Episode 11 : Le feu

Le DRHache

A la longue, enchaîner les entretiens de recrutement peut lasser. Faire le clown, déstabiliser, recevoir des profils atypiques... Parmi les solutions qui s'offrent à lui, le DRHache choisit d'agrémenter ses semaines en recevant un profil bien particulier. Pour lequel il fait montre d'une indulgence inattendue.

L'un des pièges du métier de recruteur, c'est la monotonie. A force de voir passer dans son bureau des candidats qui se ressemblent, on a le vrai risque de se lasser, de les confondre et de finir par mener l'entretien d'une voix monocorde et désabusée. « Parlez-moi de votre mention très bien » devenant l'équivalent probable du généraliste diagnostiquant sa huitième otite de la semaine.

Pour ne pas tomber dans le piège de l'ennui, je peux faire moi-même le clown, ce qui est plaisant (dans le meilleur des cas) mais peu professionnel ; déstabiliser les prétentieux, ce qui peut être très distrayant, mais globalement au 23ᵉ entretien de la semaine j'ai un passage à vide ; et ça n'est pas en rigolant des profils de décavés qui passent dans mon bureau le vendredi matin (les soirées des grandes écoles ont lieu le jeudi) que je peux réellement combattre cette mélasse.

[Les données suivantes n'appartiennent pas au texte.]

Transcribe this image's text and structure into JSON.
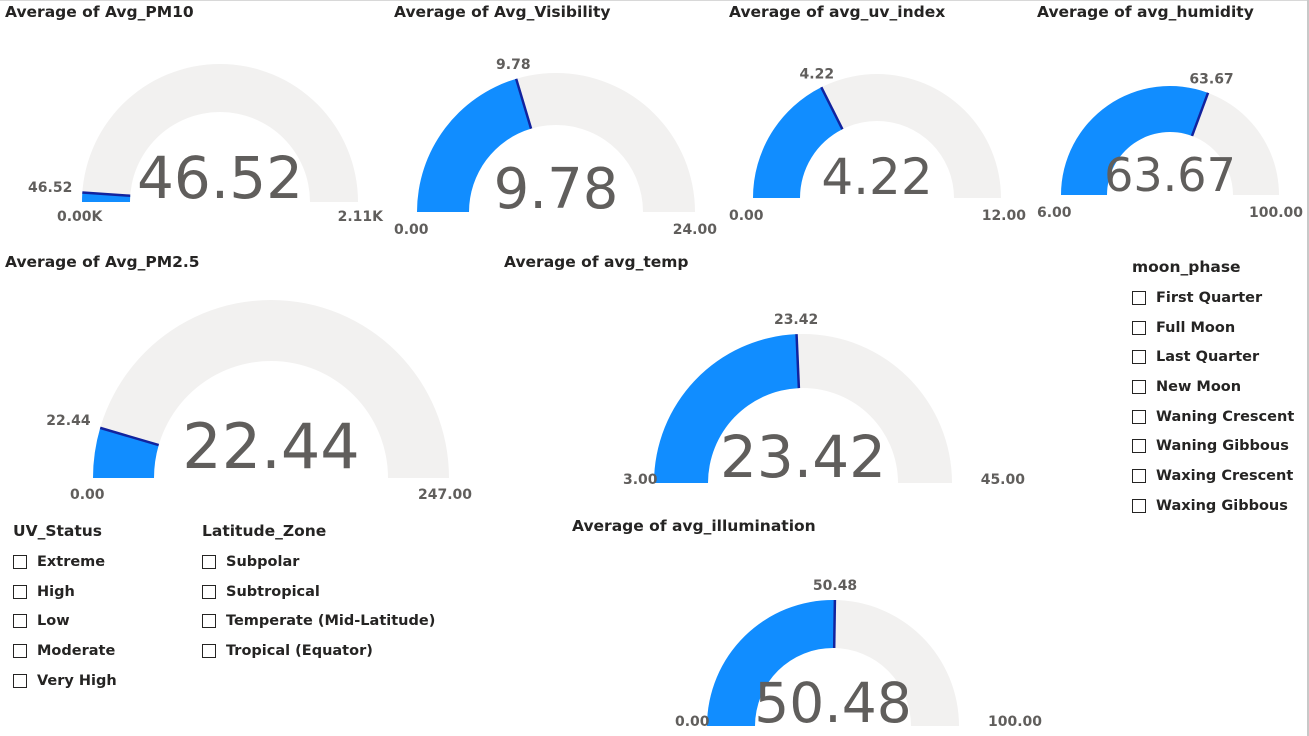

Les profils atypiques peuvent être enrichissants mais le retour sur investissement les concernant est faible : la normale sup de 32 ans brillantissime qui en a ras le bol du corps professoral et des mouflets armés éclaire votre journée de ses anecdotes. Mais elle convient d'elle-même à la fin de la discussion que ses motivations sont floues, ses connaissances financières encore plus et, si vous la prenez, vous savez pertinemment que le risque de rejet de greffe est de 92 pour cent.

Les profils dont je souhaiterais parler aujourd'hui sont autres : les grands sportifs, les grands joueurs d'échecs, tous ceux qui se sont rêvés à un moment de leur jeune vie tout au sommet d'une pyramide quelconque. La nature de l'activité importe assez peu, qu'il s'agisse de tir à l'arc, de tennis ou de pentabond dodécaédrique, le candidat s'es consacré corps et âme à une activité, s'y est vu beau et en est revenu.

Souvent ils sont passés par un sport étude, ont fait énormément de compétition, ont obtenu des places de podium au niveau national, européen ou même mondial avant de réaliser qu'ils n'atteindraient jamais le sommet, qu'ils n'avaient souvent pas le physique, le mental, plus souvent l'imbrication des deux qui fait les grands champions.

Pour expliquer un échec pas encore digéré, ils invoqueront une blessure, souvent une déchirure musculaire, mais n'approfondiront que rarement la partie sombre de l'histoire, la prise de conscience que non, ils ne feront jamais la première page des journaux.

A part le coté fascinant et le léger magnétisme qui se dégage lorsqu'ils en parlent, ce sont des candidats très intéressants car ils ont une force de travail, de concentration et de dépassement de soi qui peut leur garantir le succès dans les métiers très exigeants qu'ils visent en entreprise.


On essayera cependant de comprendre s'ils ont réellement fait le deuil de la passion qui les a animés pendant dix ans. Le risque de ces profils, c'est qu'ils soient brûlés par le feu qu'on voit dans leurs yeux lorsqu'ils parlent de leur discipline : manier des bilans et des comptes de résultat pourrait leur paraitre fade après s'être rêvé à genoux, les bras en l'air, sur la terre battue de Roland Garros.